Acordam, em conferência, os Juízes na Secção Penal do Tribunal da Relação de Guimarães: I.

RELATÓRIO 1.

No processo comum, com intervenção de juiz singular, com o NUIPC 1531/19.4T9BRG, a correr termos no Tribunal Judicial da Comarca de Braga, no Juízo Local Criminal de Braga - Juiz 3, foi proferido despacho, ao abrigo do art. 311º, n.º 2, al. a), e n.º 3, al. d), do Código de Processo Penal, a rejeitar a acusação particular deduzida pela sociedade assistente, “X, Lda.", contra o arguido, J. C.

, imputando-lhe a prática de um crime de ofensa a organismo, serviço ou pessoa coletiva, previsto e punido pelos arts. 187º, n.ºs 1 e 2, al. a), e 183º, n.º 1, al. a), ambos do Código Penal.

  1. Inconformados com essa decisão, dela recorreram a assistente e o Ministério Público.

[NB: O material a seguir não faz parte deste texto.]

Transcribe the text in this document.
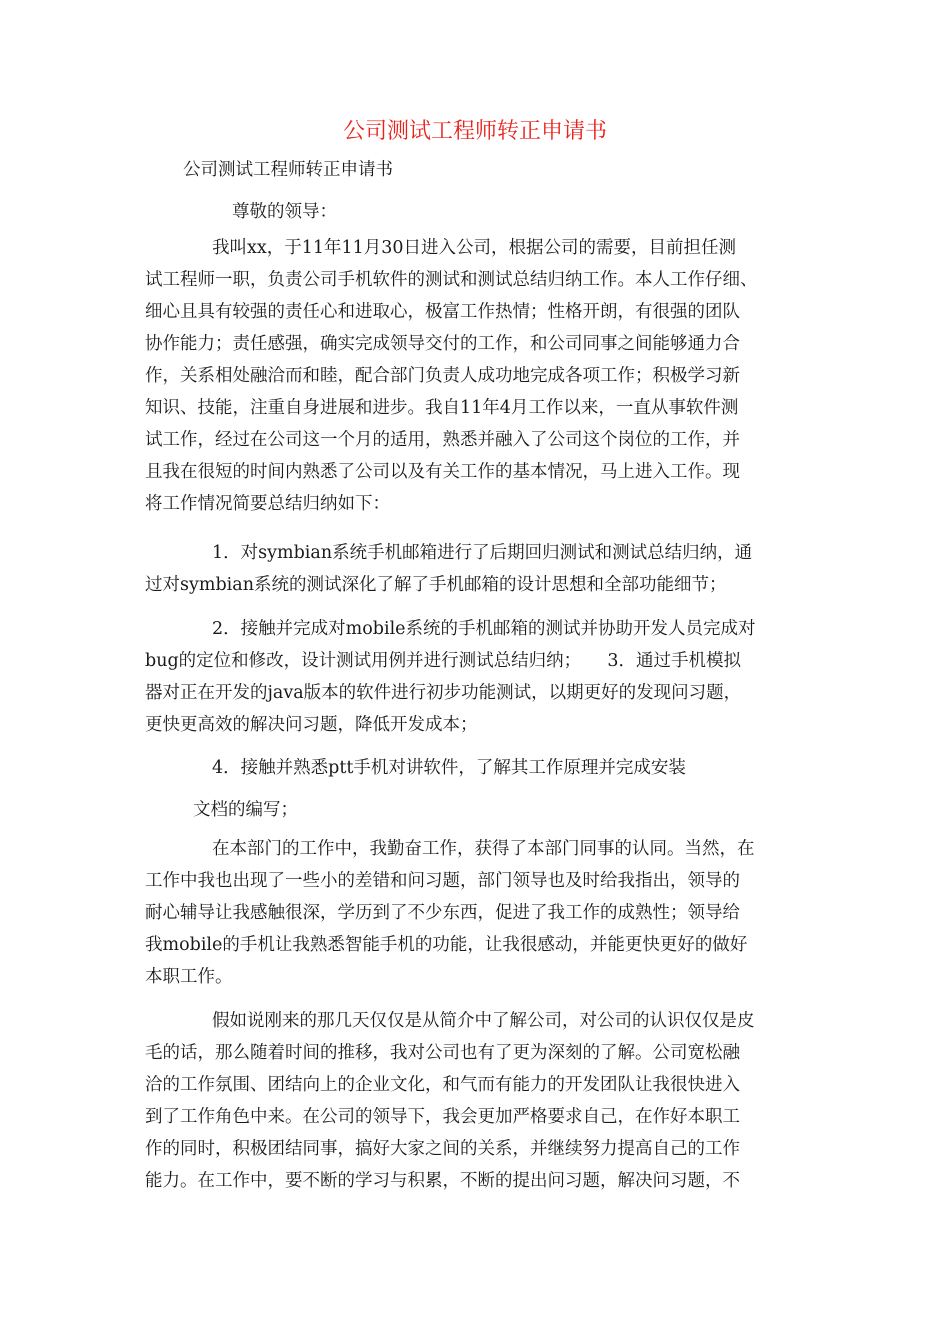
公司测试工程师转正申请书
公司测试工程师转正申请书
尊敬的领导：
我叫xx，于11年11月30日进入公司，根据公司的需要，目前担任测
试工程师一职，负责公司手机软件的测试和测试总结归纳工作。本人工作仔细、
细心且具有较强的责任心和进取心，极富工作热情；性格开朗，有很强的团队
协作能力；责任感强，确实完成领导交付的工作，和公司同事之间能够通力合
作，关系相处融洽而和睦，配合部门负责人成功地完成各项工作；积极学习新
知识、技能，注重自身进展和进步。我自11年4月工作以来，一直从事软件测
试工作，经过在公司这一个月的适用，熟悉并融入了公司这个岗位的工作，并
且我在很短的时间内熟悉了公司以及有关工作的基本情况，马上进入工作。现
将工作情况简要总结归纳如下：
1．对symbian系统手机邮箱进行了后期回归测试和测试总结归纳，通
过对symbian系统的测试深化了解了手机邮箱的设计思想和全部功能细节；
2．接触并完成对mobile系统的手机邮箱的测试并协助开发人员完成对
bug的定位和修改，设计测试用例并进行测试总结归纳；　　3．通过手机模拟
器对正在开发的java版本的软件进行初步功能测试，以期更好的发现问习题，
更快更高效的解决问习题，降低开发成本；
4．接触并熟悉ptt手机对讲软件，了解其工作原理并完成安装
文档的编写；
在本部门的工作中，我勤奋工作，获得了本部门同事的认同。当然，在
工作中我也出现了一些小的差错和问习题，部门领导也及时给我指出，领导的
耐心辅导让我感触很深，学历到了不少东西，促进了我工作的成熟性；领导给
我mobile的手机让我熟悉智能手机的功能，让我很感动，并能更快更好的做好
本职工作。
假如说刚来的那几天仅仅是从简介中了解公司，对公司的认识仅仅是皮
毛的话，那么随着时间的推移，我对公司也有了更为深刻的了解。公司宽松融
洽的工作氛围、团结向上的企业文化，和气而有能力的开发团队让我很快进入
到了工作角色中来。在公司的领导下，我会更加严格要求自己，在作好本职工
作的同时，积极团结同事，搞好大家之间的关系，并继续努力提高自己的工作
能力。在工作中，要不断的学习与积累，不断的提出问习题，解决问习题，不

    2.1 - A assistente motivou o recurso com as conclusões que a seguir se transcrevem[1]: «CONCLUSÕES: 1. Não pode a Recorrente concordar com o teor do despacho do tribunal a quo que determinou o arquivamento do presente processo, pois que, tal decisão é completamente infundada de razão, de prova bastante e sobretudo de discernimento das consequências que da prática dos factos imputados aos Arguido podem advir para a aqui Recorrente.

  2. Nos termos do disposto no art.º 187.º, n.º 1, do CP, são elementos do tipo objetivo do crime de ofensa a organismo, serviço ou pessoa coletiva: a) a afirmação ou propalação de factos inverídicos; b) não ter o agente fundamento para, em boa fé, reputar inverídicos esses factos; c) a idoneidade de tais factos para ofender a credibilidade, o prestígio ou a confiança que se mostrem devidos a organismo ou serviço que exerçam autoridade pública, pessoa coletiva, instituição ou corporação.

  3. O tipo objetivo do art.º 187.º, n.º 1, do CP pressupõe que os factos inverídicos afirmados ou propalados pelo agente sejam capazes de ofender a credibilidade, o prestígio ou a confiança que se mostrem devidos a organismo ou serviço que exerçam autoridade pública, bem como a pessoa coletiva, instituição ou corporação.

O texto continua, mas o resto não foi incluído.